Sit. Vac. - Rattenfänger

It's very hard to concentrate on writing about having coffee with a countess in an English stately home upstairs from a library of 6000 leather-bound books, Napoleon's desk and chair from St Helena and an array of framed family photos on the grand piano that include the Queen and Diana - very hard, I say, to concentrate on all that while there are rats rampaging around in the ceiling insulation above my head.

Although, given that Highclere Castle was neglected for years so that the upper storey of 50 bedrooms is pretty much uninhabitable because of the leaky roof, I'm sure rats are not unknown to Lord and Lady Carnarvon. Perhaps we could have bonded over that. Too late now.

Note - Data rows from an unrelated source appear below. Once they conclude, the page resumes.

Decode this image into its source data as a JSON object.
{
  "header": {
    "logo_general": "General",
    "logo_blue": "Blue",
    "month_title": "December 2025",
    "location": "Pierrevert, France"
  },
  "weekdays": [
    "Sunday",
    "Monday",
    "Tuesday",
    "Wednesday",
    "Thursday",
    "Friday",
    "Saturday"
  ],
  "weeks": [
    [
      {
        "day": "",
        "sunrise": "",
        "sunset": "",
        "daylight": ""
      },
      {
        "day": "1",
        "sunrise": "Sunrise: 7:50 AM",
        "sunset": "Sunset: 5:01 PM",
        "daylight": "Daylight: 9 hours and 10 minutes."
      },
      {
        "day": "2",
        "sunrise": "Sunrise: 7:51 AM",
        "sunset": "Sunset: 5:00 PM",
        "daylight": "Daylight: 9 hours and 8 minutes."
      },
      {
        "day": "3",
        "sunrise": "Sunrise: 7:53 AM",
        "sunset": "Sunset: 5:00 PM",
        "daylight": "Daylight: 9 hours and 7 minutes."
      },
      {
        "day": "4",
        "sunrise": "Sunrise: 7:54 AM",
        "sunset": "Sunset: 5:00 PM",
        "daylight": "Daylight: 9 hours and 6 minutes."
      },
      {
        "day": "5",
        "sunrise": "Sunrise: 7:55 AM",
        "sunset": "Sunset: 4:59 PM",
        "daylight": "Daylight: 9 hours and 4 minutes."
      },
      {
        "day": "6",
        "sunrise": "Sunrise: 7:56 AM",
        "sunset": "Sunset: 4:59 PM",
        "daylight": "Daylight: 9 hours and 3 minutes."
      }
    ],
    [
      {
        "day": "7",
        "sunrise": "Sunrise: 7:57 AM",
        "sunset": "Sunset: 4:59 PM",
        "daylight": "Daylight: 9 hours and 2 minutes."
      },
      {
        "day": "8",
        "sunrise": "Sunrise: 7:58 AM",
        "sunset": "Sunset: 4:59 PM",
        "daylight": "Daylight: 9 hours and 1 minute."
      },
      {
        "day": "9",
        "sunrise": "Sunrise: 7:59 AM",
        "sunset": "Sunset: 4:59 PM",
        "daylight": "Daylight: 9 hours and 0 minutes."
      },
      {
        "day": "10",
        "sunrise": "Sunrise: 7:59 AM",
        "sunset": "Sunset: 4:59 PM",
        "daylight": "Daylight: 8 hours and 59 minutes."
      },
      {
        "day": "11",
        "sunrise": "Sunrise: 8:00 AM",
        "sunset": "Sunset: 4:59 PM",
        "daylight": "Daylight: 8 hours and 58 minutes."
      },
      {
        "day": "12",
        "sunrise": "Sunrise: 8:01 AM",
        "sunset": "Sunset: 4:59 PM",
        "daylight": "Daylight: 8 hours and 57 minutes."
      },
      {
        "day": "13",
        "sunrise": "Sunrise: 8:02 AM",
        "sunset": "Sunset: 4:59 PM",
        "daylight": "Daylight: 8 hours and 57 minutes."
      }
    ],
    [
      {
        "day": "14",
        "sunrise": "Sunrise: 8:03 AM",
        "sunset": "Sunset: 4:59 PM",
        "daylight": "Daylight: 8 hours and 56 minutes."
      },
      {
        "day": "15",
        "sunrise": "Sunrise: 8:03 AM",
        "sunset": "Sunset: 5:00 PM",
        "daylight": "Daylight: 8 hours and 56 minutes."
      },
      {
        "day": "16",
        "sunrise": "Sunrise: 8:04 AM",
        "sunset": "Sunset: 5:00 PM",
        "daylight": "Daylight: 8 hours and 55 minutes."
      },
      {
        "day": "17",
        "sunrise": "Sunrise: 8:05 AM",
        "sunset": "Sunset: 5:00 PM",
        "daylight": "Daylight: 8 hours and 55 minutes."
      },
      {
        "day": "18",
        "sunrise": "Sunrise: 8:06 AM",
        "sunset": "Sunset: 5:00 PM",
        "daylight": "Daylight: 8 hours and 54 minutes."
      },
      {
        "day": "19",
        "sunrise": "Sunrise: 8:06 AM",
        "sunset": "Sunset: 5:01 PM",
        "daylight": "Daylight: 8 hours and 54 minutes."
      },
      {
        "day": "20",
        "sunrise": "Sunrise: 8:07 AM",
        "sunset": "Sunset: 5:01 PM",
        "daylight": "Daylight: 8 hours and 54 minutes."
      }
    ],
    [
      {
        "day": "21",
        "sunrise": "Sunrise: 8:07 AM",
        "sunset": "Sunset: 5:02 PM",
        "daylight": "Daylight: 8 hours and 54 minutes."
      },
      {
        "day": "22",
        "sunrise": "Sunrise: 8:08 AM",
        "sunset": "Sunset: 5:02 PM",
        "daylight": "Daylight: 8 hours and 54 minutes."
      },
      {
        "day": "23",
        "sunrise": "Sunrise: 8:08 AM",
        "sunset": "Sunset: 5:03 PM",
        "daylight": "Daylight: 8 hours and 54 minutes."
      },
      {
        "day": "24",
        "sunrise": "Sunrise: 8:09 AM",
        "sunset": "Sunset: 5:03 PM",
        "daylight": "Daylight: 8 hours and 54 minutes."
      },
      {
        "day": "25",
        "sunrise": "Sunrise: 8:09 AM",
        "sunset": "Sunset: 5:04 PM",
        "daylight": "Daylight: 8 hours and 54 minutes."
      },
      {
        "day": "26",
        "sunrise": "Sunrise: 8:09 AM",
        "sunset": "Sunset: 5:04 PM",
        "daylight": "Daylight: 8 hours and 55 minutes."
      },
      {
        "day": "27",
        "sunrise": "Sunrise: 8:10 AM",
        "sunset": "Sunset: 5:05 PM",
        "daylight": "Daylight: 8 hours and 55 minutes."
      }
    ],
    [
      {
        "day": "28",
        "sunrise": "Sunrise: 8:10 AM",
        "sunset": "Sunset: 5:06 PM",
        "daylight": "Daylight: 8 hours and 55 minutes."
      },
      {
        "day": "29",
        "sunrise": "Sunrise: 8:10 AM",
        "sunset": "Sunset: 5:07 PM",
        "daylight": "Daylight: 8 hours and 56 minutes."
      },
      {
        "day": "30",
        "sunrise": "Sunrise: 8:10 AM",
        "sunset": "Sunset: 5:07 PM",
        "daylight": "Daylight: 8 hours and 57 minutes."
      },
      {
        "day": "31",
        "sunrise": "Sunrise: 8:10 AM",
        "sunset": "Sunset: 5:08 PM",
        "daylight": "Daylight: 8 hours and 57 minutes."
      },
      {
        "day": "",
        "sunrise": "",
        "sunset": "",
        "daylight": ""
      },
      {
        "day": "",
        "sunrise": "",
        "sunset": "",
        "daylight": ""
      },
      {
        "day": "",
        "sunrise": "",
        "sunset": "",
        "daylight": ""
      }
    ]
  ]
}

Here I am, back home half a world away, with rats in my roof - probably the very ones I've been inadvertently feeding down in my sieve of a henhouse. This very cold winter they must have moved from their damp tunnels in the dirt up into our roof to snuggle cosily under the pink fibreglass duvet there. The Man has been through with his nasty baits, and in a week or so all should be quiet - although that won't describe my state of mind, envisaging decaying corpses scattered all over the ceiling. Poisoned rats don't go outside to die, apparently - and unfortunately. Urban legend.

I have no photos of the rats in my roof, but it's only a short leap from them to bats in the belfry, and thence to the wonderful sight of vast clouds of fruitbats flying out over the northern Queensland town of Cairns to feast on mangoes: their nightly outing from where they roost in trees on the other side. It was a staggering sight, but I haven't got any photos of them either; though there is this one of the stainless steel fish in the swimming pool on the Esplanade where I was sitting when I saw them. It's where everyone swims because there are crocodiles and stinging jellyfish in the sea. Oh and sharks - nobody mentions them because they're pussycats compared to the danger presented by the others. Rats, bats, crocs, stingers and sharks: is that enough animals for you today?